I am deep into my first quarter at UW and can I LOVE IT. My biopsych class is everything I’d hoped it would be AND MORE. At the very last minute (as in, a couple days into the start of the quarter), I wound up having to rearrange my schedule and swap out a class. My options at the time were limited but there WAS an art history class that fit into my schedule. I had taken an intro to art history about 15 years ago, when I made my first attempt at college and it was one of the classes that left the biggest impression on me. I had really enjoyed that class and even insisted on going to the actual town of Guernika during a trip to Pais Vasco (the Basque Region of Spain) because I remembered studying Picasso’s “Guernica” in that class. Of all the textbooks I’ve kept since that time, my art history book (a massive, bohemoth monster of a book that actually weighs about 5 pounds) is still in my mother’s house with all my notes and my final exam. I always want to bring that book home with me when I visit my mom on the East Coast but I never seem to have 5 lbs to spare in my luggage. Next time, perhaps.
It’s interesting to look back on my past interests and where my focus is now. When I was in my late teens through mid to late 20s, I was all about artistic endeavors. I hung around with artists, art school students, art school graduates, art school dropouts, and even attended a form of art school for nearly a year (not the greatest of art schools but I DID take art and only art classes there!) … I watched every foreign film I could get my hands on. I once had aspirations of acting (I’d even gotten myself accepted for an audition for a special drama program at Temple University but stage fright got the better of me then.) I DID, however, play parts in several friends’ student films. Ha! When I first became interested in going to college, I also had fantasies of studying photography at Kutztown University in PA. (Photography, however, is still a hobby although that can be said about nearly everyone these days… thanks, Instagram!)
I am interested in SO MANY things now. Scrolling through lists of possible classes for various requirements is hard – it’s almost more interesting to note what I’m NOT interested in taking. Business classes, obviously. Architecture. Something surprising – I have no interest in theatre, acting, drama… nor Literature or Poetry classes. THIS is surprising since writing was once “my thing.” I had taken at least 5 or 6 English (composition, literary analysis, poetry) classes a lifetime ago.
Art history is fun and somewhat special because it’s in the art building and every time I walk into that building I feel inspired – not so much to want to create art or be involved in artistic endeavors again, but just inspired to remember a part of myself that I enjoyed. Although the class is also interesting, the instructor is engaging and fun to listen to… and best of all, it reminded me of a nearly lifelong desire to learn Latin. (One thing I was always interested in and still am – languages!) Unfortunately, I can’t take actual Latin 101 until next Fall (it’s only offered in the Fall) I DO plan on registering for two classes called “Bioscientific Vocabulary Building From Latin and Greek” and “Latin and Greek in Current Use”. Biopsych, for example – all the various parts of the brain and conditions that affect the brain – had tons of words based on Latin and Greek. So these classes will be VERY useful and give me a little taste of proper Latin to carry me through.
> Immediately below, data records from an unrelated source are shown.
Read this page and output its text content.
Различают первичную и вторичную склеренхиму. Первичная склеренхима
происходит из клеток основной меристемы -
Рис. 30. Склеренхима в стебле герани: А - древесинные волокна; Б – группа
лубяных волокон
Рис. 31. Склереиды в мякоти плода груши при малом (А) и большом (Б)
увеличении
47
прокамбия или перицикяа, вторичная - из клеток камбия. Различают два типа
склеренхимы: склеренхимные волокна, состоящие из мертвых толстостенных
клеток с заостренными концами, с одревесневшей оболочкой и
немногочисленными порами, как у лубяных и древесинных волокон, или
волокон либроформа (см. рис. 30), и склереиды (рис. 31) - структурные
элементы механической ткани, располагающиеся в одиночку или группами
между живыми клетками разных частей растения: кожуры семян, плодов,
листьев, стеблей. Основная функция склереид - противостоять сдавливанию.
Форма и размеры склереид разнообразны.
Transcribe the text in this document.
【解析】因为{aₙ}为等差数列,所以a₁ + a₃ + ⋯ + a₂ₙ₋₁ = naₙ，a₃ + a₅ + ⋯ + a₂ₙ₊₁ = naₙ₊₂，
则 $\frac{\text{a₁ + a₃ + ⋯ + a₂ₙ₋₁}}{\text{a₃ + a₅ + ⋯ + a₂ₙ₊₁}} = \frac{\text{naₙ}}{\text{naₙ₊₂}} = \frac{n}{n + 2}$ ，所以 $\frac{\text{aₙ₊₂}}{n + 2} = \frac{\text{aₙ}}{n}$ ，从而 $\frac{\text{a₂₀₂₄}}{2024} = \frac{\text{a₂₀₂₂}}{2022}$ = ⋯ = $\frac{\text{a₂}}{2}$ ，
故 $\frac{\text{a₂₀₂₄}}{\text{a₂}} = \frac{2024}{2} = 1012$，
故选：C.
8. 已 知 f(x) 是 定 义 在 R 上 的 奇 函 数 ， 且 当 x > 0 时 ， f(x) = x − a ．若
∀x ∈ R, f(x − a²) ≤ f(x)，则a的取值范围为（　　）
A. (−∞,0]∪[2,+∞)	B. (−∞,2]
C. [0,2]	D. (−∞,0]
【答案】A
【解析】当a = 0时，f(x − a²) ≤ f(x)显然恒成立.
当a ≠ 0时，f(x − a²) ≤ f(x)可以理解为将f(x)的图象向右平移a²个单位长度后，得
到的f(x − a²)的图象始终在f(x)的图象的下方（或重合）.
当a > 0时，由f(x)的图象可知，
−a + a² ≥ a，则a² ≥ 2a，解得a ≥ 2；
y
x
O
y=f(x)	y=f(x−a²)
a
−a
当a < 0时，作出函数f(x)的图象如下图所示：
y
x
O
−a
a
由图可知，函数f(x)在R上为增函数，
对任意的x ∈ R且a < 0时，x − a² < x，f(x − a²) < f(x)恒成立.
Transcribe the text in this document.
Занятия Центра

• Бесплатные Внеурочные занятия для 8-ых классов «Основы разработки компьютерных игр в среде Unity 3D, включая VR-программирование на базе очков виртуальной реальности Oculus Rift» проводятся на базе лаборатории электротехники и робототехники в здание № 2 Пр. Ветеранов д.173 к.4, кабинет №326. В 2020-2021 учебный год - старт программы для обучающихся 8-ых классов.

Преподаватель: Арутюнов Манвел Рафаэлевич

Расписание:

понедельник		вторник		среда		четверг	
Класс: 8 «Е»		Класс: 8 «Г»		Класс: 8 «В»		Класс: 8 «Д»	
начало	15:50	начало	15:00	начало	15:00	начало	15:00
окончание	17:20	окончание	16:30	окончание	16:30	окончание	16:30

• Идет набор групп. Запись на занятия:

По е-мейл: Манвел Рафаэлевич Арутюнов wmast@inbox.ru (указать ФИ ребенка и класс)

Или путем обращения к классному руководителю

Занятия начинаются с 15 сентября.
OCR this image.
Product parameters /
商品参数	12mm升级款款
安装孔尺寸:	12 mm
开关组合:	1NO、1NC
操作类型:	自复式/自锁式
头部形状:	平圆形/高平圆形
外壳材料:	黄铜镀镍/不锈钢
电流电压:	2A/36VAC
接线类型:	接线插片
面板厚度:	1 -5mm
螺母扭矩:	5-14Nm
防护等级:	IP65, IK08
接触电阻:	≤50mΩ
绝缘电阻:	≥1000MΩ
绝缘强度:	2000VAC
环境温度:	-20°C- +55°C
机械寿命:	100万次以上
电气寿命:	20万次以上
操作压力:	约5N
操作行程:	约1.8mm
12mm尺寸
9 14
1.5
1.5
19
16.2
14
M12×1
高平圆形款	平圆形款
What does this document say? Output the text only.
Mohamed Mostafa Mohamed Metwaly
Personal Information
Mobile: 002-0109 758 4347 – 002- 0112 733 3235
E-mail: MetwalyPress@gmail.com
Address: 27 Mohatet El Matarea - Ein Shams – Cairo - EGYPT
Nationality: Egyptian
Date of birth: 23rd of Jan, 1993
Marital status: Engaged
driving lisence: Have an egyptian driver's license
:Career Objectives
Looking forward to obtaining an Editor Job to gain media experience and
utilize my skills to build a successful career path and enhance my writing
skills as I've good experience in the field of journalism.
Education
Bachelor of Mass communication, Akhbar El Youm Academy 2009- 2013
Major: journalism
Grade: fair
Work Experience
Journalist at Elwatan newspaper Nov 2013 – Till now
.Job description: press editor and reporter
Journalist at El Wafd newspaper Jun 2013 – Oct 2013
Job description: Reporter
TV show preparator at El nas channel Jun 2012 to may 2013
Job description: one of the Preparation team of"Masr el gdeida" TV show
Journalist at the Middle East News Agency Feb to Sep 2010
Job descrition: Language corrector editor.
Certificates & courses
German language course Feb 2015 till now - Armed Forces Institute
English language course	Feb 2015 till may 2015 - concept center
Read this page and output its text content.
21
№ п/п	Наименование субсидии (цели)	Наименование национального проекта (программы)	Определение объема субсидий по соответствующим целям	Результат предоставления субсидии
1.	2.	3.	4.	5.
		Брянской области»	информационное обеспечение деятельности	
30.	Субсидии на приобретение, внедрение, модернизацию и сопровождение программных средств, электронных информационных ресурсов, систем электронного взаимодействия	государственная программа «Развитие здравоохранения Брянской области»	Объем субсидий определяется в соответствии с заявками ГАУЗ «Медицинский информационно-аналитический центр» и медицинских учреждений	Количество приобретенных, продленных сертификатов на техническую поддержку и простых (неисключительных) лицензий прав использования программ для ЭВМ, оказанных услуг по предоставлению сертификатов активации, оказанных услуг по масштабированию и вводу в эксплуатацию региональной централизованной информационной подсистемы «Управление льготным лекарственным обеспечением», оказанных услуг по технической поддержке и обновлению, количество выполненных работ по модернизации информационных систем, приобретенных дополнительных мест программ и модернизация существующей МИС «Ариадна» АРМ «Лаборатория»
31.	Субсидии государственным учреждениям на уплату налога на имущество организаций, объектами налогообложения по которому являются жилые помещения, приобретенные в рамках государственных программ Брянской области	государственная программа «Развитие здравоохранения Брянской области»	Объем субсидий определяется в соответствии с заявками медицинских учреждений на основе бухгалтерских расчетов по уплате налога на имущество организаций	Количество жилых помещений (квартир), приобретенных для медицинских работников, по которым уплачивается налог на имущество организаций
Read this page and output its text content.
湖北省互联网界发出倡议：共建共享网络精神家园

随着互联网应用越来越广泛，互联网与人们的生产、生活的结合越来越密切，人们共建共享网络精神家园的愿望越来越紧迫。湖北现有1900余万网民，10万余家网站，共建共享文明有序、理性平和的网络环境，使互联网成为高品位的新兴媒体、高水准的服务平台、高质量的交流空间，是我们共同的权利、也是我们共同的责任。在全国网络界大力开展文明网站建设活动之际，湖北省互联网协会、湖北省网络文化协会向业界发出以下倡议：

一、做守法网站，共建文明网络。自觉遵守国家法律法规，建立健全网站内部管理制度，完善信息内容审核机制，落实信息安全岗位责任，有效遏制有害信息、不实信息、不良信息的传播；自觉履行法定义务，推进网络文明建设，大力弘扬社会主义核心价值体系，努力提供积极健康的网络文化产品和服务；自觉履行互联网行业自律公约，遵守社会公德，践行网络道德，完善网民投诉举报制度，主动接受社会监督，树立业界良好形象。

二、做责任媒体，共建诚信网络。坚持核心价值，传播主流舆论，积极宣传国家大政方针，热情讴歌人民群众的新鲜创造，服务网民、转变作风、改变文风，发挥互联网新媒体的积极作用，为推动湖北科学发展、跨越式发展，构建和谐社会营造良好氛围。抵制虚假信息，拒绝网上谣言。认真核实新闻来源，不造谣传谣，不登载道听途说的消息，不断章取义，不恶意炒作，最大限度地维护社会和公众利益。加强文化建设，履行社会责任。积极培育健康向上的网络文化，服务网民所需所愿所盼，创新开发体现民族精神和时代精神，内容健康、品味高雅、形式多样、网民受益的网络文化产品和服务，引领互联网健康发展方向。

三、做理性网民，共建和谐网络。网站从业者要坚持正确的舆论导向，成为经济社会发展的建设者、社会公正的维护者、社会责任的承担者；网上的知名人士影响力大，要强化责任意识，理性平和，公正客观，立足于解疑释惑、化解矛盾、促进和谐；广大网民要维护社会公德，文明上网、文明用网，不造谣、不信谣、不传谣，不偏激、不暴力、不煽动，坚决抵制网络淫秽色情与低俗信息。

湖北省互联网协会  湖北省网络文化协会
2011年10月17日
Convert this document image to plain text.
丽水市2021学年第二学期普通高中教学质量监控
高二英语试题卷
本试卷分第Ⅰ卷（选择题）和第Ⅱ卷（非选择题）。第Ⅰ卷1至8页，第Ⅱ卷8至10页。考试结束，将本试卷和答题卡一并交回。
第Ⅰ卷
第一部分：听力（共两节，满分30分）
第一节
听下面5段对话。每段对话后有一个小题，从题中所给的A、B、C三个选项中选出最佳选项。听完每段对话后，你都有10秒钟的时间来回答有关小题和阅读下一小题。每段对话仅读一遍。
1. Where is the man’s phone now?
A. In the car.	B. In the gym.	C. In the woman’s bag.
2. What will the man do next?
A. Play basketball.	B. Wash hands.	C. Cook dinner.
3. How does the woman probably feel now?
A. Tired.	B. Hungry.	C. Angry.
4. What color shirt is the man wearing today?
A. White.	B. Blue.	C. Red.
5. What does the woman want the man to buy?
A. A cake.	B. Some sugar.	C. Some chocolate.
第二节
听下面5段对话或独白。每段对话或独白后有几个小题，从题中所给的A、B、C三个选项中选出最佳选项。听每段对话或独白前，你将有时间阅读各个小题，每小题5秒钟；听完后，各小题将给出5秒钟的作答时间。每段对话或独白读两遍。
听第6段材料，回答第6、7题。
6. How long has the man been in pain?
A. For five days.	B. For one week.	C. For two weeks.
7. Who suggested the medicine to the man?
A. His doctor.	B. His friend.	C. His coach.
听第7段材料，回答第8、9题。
By most people’s standards, I’m doing very well in all my classes. By *my* standards, my last biopsych exam sucked. (Yes, I am an overachiever, why do you ask?) I have to try very hard to remind myself of some yoga teachings – specifically that of non-attachment and ego. In the past few years, I’ve become very attached to being a straight A student. I’ve let more than a little bit of my identity become wrapped up in that concept. To be fair, I never used to be – I’m just enjoying the fruits of lots of hard labor and what happens when I care and apply myself. I had it in me all this time, who knew! And also to be fair… while I can unravel my ego from the identity of “straight A student”… I’ll be applying to the Neurobiology program next year* and ya know… I kind of HAVE to be. Neuro is highly competitive. I’ve been told more than once that the university loves returning students (meaning: old! ha) and the fact that I’m not 19 or 20 or even IN my 20s will work FOR me and not against, that will not help me at all if I “only” have a 3.0 GPA. There’s only so much I can relax and let go of. (*I have to take several Bio and Chem classes as prereq’s to apply to the Neuro major. So that’s what I’m slowly doing now. Fortunately, if my first two biopsych exams are any indication – I actually do far better with chemistry concepts and energy than I do with plain anatomy and function. Yay!) Also – using my brain to learn about my brain… WOAH!
In the meantime, I am very much enjoying this journey. At least once a week, as I stroll from the bus stop across campus, I stop and think, “I still can’t believe I’m here.” I’m in awe of myself for getting here, for deciding I wanted to finish my degree at University of Washington and well… there I am!!